Is this possible??? a lot of the old narrow gauge railways around here would unhook the wagons, back the loco up through on turnout, then forward through the next and come back on the track behind the wagons they had unhooked then take them back with the loco facing the right way and on the right end of the train.
Will it work with our models on dcc??? ( 3 sets of points/turnouts )


----------



## NIMT (Jan 6, 2011)

Yes it's called a wye section or a wye turnaround, they use them a lot up here! With a wye section you will need a reverse loop controller like a Digitrax AR-1, because it does make a reverse loop.


----------



## BK R (Dec 8, 2012)

Thanks Sean, I thought that might be the case, will let you know if I go that way, thanks.


----------



## Southern (Nov 17, 2008)

I have one on my layout. It can work with DC (manual switch) or DCC (automatic). They are also use to turn passenger trains around


----------



## cv_acr (Oct 28, 2011)

If the wye (American terminology) or turning triangle (British terminology) has a stub-end tail track, you can make that the reversing section, and you can use a relay or auxiliary contacts on the switch machine to switch the polarity instead of an auto-reverser. But the auto-reverser is of course also an option and very easy to hookup.


----------



## timlange3 (Jan 16, 2013)

I have one on my DCC railroad.

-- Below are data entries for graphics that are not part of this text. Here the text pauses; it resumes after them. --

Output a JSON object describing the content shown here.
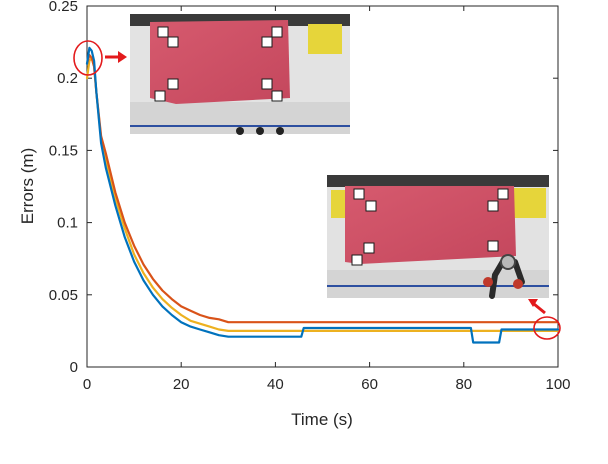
{
  "chart_data": {
    "type": "line",
    "title": "",
    "xlabel": "Time (s)",
    "ylabel": "Errors (m)",
    "xlim": [
      0,
      100
    ],
    "ylim": [
      0,
      0.25
    ],
    "x_ticks": [
      0,
      20,
      40,
      60,
      80,
      100
    ],
    "y_ticks": [
      0,
      0.05,
      0.1,
      0.15,
      0.2,
      0.25
    ],
    "x_tick_labels": [
      "0",
      "20",
      "40",
      "60",
      "80",
      "100"
    ],
    "y_tick_labels": [
      "0",
      "0.05",
      "0.1",
      "0.15",
      "0.2",
      "0.25"
    ],
    "grid": false,
    "legend": "none",
    "series": [
      {
        "color": "#0072BD",
        "x": [
          0,
          0.5,
          1,
          1.5,
          2,
          3,
          4,
          6,
          8,
          10,
          12,
          14,
          16,
          18,
          20,
          22,
          24,
          26,
          28,
          30,
          35,
          40,
          45.5,
          46,
          50,
          60,
          70,
          80,
          81.5,
          82,
          85,
          87.5,
          88,
          90,
          95,
          100
        ],
        "y": [
          0.21,
          0.221,
          0.219,
          0.212,
          0.19,
          0.155,
          0.138,
          0.112,
          0.09,
          0.073,
          0.06,
          0.05,
          0.042,
          0.036,
          0.031,
          0.028,
          0.026,
          0.024,
          0.022,
          0.021,
          0.021,
          0.021,
          0.021,
          0.027,
          0.027,
          0.027,
          0.027,
          0.027,
          0.027,
          0.017,
          0.017,
          0.017,
          0.026,
          0.026,
          0.026,
          0.026
        ]
      },
      {
        "color": "#D95319",
        "x": [
          0,
          0.5,
          1,
          1.5,
          2,
          3,
          4,
          6,
          8,
          10,
          12,
          14,
          16,
          18,
          20,
          22,
          24,
          26,
          28,
          30,
          40,
          50,
          60,
          70,
          80,
          90,
          100
        ],
        "y": [
          0.21,
          0.216,
          0.214,
          0.208,
          0.19,
          0.16,
          0.148,
          0.121,
          0.1,
          0.084,
          0.071,
          0.061,
          0.053,
          0.047,
          0.042,
          0.039,
          0.036,
          0.034,
          0.033,
          0.031,
          0.031,
          0.031,
          0.031,
          0.031,
          0.031,
          0.031,
          0.031
        ]
      },
      {
        "color": "#EDB120",
        "x": [
          0,
          0.5,
          1,
          1.5,
          2,
          3,
          4,
          6,
          8,
          10,
          12,
          14,
          16,
          18,
          20,
          22,
          24,
          26,
          28,
          30,
          40,
          50,
          60,
          70,
          80,
          90,
          100
        ],
        "y": [
          0.2,
          0.212,
          0.214,
          0.208,
          0.19,
          0.158,
          0.144,
          0.117,
          0.096,
          0.078,
          0.065,
          0.055,
          0.047,
          0.041,
          0.036,
          0.032,
          0.03,
          0.028,
          0.026,
          0.025,
          0.025,
          0.025,
          0.025,
          0.025,
          0.025,
          0.025,
          0.025
        ]
      }
    ],
    "annotations": [
      {
        "kind": "circle-marker",
        "x": 0.5,
        "y": 0.214,
        "color": "#e31a1c"
      },
      {
        "kind": "circle-marker",
        "x": 99,
        "y": 0.027,
        "color": "#e31a1c"
      }
    ],
    "inset_photos": [
      {
        "subject": "red-cloth-with-markers-initial",
        "links_to": "start"
      },
      {
        "subject": "red-cloth-with-markers-final-robot",
        "links_to": "end"
      }
    ]
  }
}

I don't use a reverser (AR-1), but I do use Tortise turnout controllers. I did the approved modification to the Tortise contact board so now it breaks before makes and I wired the power feed to the 'reverse' section through the Tortise. Of course the power goes off for a split second, but I don't run sound so it is okay. If I did sound I would use a Digitrax AR-1 to reverse the polarity.


----------